REMBRANDT. THREE COTTAGES

Size of the original etching, 6¼ × 8 inches
In the Museum of Fine Arts, Boston
(If supported click figure to enlarge.)

The Landscape with a Ruined Tower and Clear Foreground is, perhaps, of all these etchings the noblest and the most dramatic. In the sky to the left are piled thunder clouds. A faint breeze, the precursor of a coming storm, gently moves the upper branches of the trees. There is an expectant hush, a tenseness, and we are made to feel that in a few minutes the first heavy raindrops will be driving through the over-charged air. Otherwise all is still, the sky to the right being yet quiet and undisturbed. With the fewest etched lines Rembrandt has indicated the form and growth of the trees, adding, just where needed to give emphasis and enrichment, touches of dry-point, concentrating his richest blacks on the noble clump which shuts off the road leading toward the left. With such simple means, with black lines and white paper, he has given us by his art a more convincing record of one of Nature’s noblest spectacles than most painters, with a full palette at their command, could achieve in a lifetime of labor.

In the Three Cottages dry-point is used with magnificent effect. Early impressions of this masterpiece have a richness, a bloom, which is unmatched among Rembrandt’s landscape plates.

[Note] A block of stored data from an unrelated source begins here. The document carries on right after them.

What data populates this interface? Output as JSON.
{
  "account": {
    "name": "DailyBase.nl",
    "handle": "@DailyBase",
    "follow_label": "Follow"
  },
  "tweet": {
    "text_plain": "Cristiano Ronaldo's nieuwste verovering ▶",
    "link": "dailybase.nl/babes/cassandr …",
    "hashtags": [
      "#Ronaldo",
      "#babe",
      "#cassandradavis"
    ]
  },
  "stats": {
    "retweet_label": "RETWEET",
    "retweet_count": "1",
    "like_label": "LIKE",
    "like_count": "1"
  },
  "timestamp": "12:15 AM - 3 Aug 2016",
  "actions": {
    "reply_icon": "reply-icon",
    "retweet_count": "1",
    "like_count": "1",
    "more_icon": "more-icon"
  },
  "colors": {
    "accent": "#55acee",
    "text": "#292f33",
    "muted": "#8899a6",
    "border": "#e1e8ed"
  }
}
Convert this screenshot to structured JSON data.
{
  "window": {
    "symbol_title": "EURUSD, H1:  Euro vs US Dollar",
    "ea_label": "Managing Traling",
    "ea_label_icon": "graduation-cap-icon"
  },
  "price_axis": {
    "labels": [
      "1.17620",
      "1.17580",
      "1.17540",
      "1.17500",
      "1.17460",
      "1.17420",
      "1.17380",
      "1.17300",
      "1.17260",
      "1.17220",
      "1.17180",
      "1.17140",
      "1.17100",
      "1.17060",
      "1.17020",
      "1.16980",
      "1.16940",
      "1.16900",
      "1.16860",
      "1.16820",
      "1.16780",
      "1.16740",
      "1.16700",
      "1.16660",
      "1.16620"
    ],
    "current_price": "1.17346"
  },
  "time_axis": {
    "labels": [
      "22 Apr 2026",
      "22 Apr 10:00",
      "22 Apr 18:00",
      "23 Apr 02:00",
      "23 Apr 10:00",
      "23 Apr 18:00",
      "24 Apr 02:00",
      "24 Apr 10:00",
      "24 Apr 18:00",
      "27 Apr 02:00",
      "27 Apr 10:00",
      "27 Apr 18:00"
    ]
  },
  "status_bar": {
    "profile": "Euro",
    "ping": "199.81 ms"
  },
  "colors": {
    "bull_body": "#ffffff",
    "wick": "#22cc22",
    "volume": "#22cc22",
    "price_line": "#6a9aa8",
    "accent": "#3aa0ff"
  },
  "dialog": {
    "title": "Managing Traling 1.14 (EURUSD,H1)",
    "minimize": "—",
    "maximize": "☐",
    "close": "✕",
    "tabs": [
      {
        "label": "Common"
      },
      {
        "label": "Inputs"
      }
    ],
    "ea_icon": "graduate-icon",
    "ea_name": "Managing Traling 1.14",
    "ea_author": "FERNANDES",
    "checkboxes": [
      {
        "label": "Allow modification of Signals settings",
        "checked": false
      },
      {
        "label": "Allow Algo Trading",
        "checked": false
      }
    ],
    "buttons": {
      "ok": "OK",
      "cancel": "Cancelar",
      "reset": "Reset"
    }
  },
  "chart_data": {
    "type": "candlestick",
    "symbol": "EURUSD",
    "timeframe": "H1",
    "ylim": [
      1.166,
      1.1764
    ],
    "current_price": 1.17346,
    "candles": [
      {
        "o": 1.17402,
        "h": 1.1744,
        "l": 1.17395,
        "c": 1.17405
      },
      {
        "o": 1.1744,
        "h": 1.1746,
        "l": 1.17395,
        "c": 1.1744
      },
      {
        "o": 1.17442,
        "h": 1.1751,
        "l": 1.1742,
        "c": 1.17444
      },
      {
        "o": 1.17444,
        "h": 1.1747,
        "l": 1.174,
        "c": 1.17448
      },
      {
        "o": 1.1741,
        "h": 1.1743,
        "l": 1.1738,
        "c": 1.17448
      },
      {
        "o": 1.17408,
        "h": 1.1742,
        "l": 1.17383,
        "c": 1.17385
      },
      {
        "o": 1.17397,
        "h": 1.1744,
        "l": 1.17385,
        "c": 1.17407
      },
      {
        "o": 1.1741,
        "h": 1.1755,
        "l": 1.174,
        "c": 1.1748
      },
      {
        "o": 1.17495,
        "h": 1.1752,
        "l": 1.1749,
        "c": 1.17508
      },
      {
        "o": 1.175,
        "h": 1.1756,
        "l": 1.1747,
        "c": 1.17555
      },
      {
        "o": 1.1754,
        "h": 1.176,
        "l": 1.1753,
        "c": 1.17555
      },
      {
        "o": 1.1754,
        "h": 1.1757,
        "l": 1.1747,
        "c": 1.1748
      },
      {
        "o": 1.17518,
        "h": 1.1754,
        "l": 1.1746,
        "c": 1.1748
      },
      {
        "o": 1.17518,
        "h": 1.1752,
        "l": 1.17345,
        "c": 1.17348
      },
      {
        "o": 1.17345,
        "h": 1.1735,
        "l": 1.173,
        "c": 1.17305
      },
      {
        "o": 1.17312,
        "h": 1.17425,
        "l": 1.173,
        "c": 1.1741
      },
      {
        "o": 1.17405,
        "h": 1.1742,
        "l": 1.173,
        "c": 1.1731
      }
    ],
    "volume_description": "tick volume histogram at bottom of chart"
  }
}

A fine impression of the third state, with the added shading on the gabled end of the first cottage, represents the plate admirably. To be seen at its best, however, it should not be too heavily charged with ink, since the tree forms thereby are confused. Work such as this is so seemingly simple that one may readily overlook the power of analysis and the superb draughtsmanship it displays. Everyone who loves Rembrandt’s landscapes—and who that knows them does not love them?—must bitterly regret that at about this time, in the very plenitude of his powers, he saw fit to bring his landscape work to a close.

It is true that we have the Goldweigher’s Field of 1651—an unsurpassed masterpiece—and in the following year the Landscape with a Road Beside a Canal and A Clump of Trees with a Vista; but had he treated a landscape motive with the passion which breathes from the Three Crosses, Christ Presented to the People, or the Presentation in the Temple, how much richer and fuller would landscape art have been!

The Goldweigher’s Field, by tradition the country seat of the Receiver General, Uytenbogært, whose portrait Rembrandt had etched in 1639 (The Goldweigher), is, in point of suggestiveness, second to none of Rembrandt’s plates. The eye is gently led from field to fertile field, each with its own individual character and filled with interesting little details, and finally rests upon the quiet sea which stretches to the horizon.

Contemporary with Rembrandt, treating scenes essentially the same, a whole school of etchers produced an enormous number of plates, many of them charming, but none to be classed with the permanently great work in the history of the art.